Okay, I'm glad it was an enjoyable read. I like Etruscans (from what little I know of them), and I like Numenoreans, but there are so many ways that combining things can go wrong. (And the next thing you know you've got monkey-ponies.) I'm glad that wasn't the case here.

[identity profile] 2013-10-11 10:02 pm (UTC)(link)
Outdated in terms of modern scholarship though it might be, I'll have to read this book at some point, I think. My first thought, reading your description, is that her Etruscans sound almost like an evil verson of standard-issue late-20th/early 21st century Anglophone* fantasy novel "Celts," what with the musical everything and lust for life and dancing into battle.

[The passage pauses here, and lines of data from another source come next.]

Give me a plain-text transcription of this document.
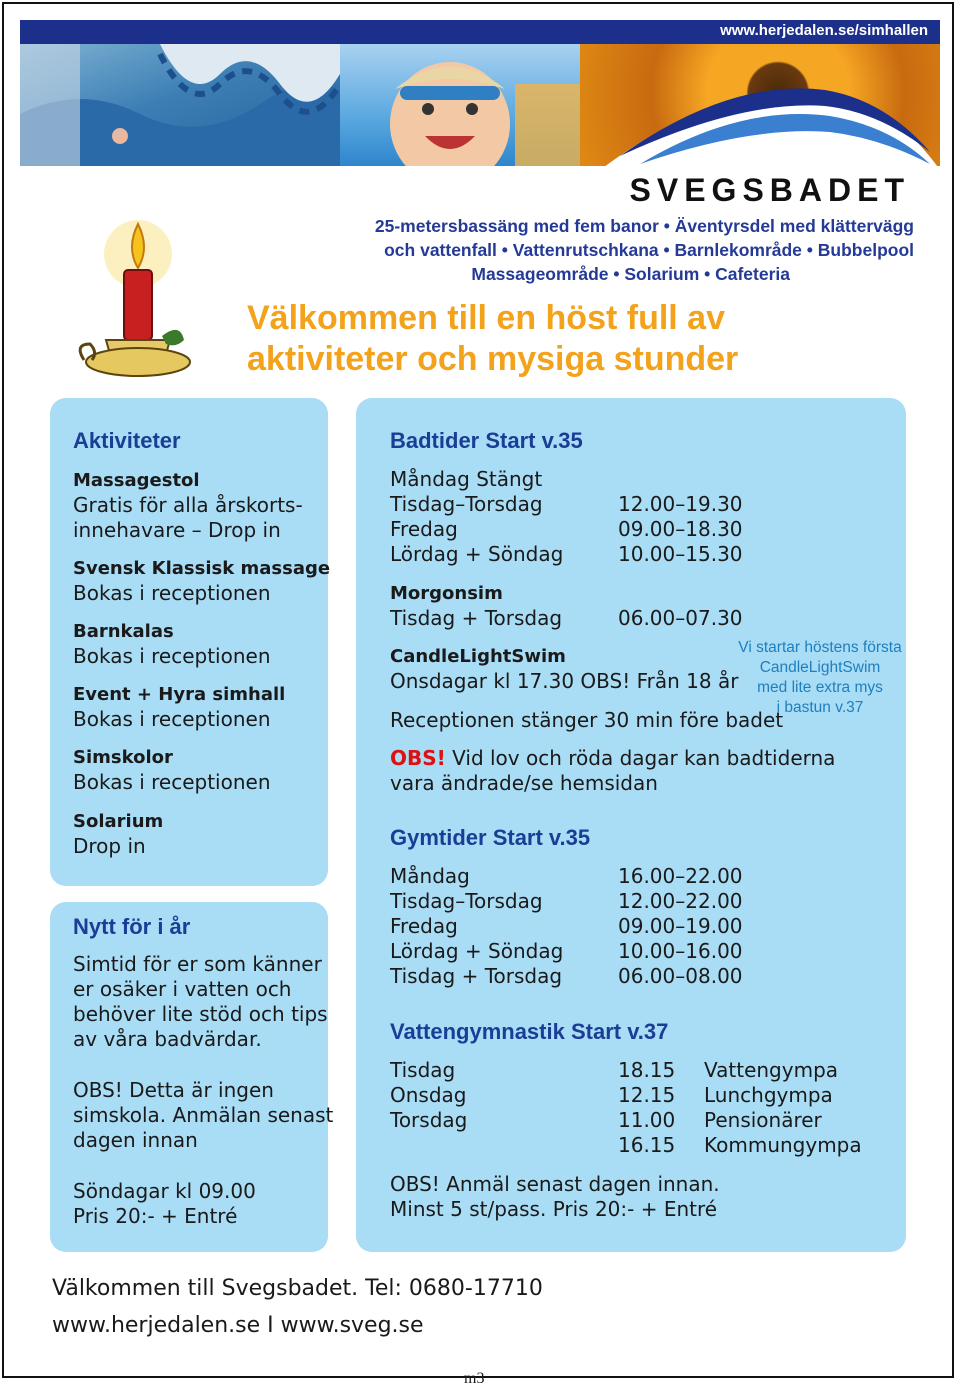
www.herjedalen.se/simhallen
SVEGSBADET
25-metersbassäng med fem banor • Äventyrsdel med klättervägg
och vattenfall • Vattenrutschkana • Barnlekområde • Bubbelpool
Massageområde • Solarium • Cafeteria
Välkommen till en höst full av
aktiviteter och mysiga stunder
Aktiviteter
Massagestol
Gratis för alla årskorts-
innehavare – Drop in
Svensk Klassisk massage
Bokas i receptionen
Barnkalas
Bokas i receptionen
Event + Hyra simhall
Bokas i receptionen
Simskolor
Bokas i receptionen
Solarium
Drop in
Nytt för i år
Simtid för er som känner
er osäker i vatten och
behöver lite stöd och tips
av våra badvärdar.
OBS! Detta är ingen
simskola. Anmälan senast
dagen innan
Söndagar kl 09.00
Pris 20:- + Entré
Badtider Start v.35
Måndag Stängt
Tisdag–Torsdag	12.00–19.30
Fredag	09.00–18.30
Lördag + Söndag	10.00–15.30
Morgonsim
Tisdag + Torsdag	06.00–07.30
CandleLightSwim
Onsdagar kl 17.30 OBS! Från 18 år
Receptionen stänger 30 min före badet
Vi startar höstens första
CandleLightSwim
med lite extra mys
i bastun v.37
OBS! Vid lov och röda dagar kan badtiderna
vara ändrade/se hemsidan
Gymtider Start v.35
Måndag	16.00–22.00
Tisdag–Torsdag	12.00–22.00
Fredag	09.00–19.00
Lördag + Söndag	10.00–16.00
Tisdag + Torsdag	06.00–08.00
Vattengymnastik Start v.37
Tisdag	18.15 Vattengympa
Onsdag	12.15 Lunchgympa
Torsdag	11.00 Pensionärer
16.15 Kommungympa
OBS! Anmäl senast dagen innan.
Minst 5 st/pass. Pris 20:- + Entré
Välkommen till Svegsbadet. Tel: 0680-17710
www.herjedalen.se I www.sveg.se
m3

...exquisitely decadent as Melnibonéans...

Great line, this.

...Mary Gentle's alt-historical Ilario: The Lion's Eye (2006), where they basically replace Jews...

Good grief, that's unpleasant.

It's always good to be reminded of "The Mirror of Venus." Excellent story, and if you ever find yourself writing more in that 'verse I'd love to see it.

*It occurs to me that I should look into what, if anything, Francophone popular literature has produced in that vein. Irish-language literature seems sadly lacking in the straight-ahead fantastic, although there is some horror, a lot of thrillers and detective novels, and a fair number of historicals set in the 18th century and onward. If I were able I'd write us a corrective to the Lord Madog the Space Celt type of thing--it'd need translated to English to have any impact on the audience most needing it, but it would be more satisfying in Irish.
Edited 2013-10-11 22:10 (UTC)

[identity profile] 2013-10-12 12:01 am (UTC)(link)
Well, there is Wild Ride (, but I'm not at all sure I'd recommend it to you.

[identity profile] 2013-10-12 12:18 am (UTC)(link)
Such disclaimers belong at the top. I probably should've phrased my own near-certainty of your objection/horror more strongly.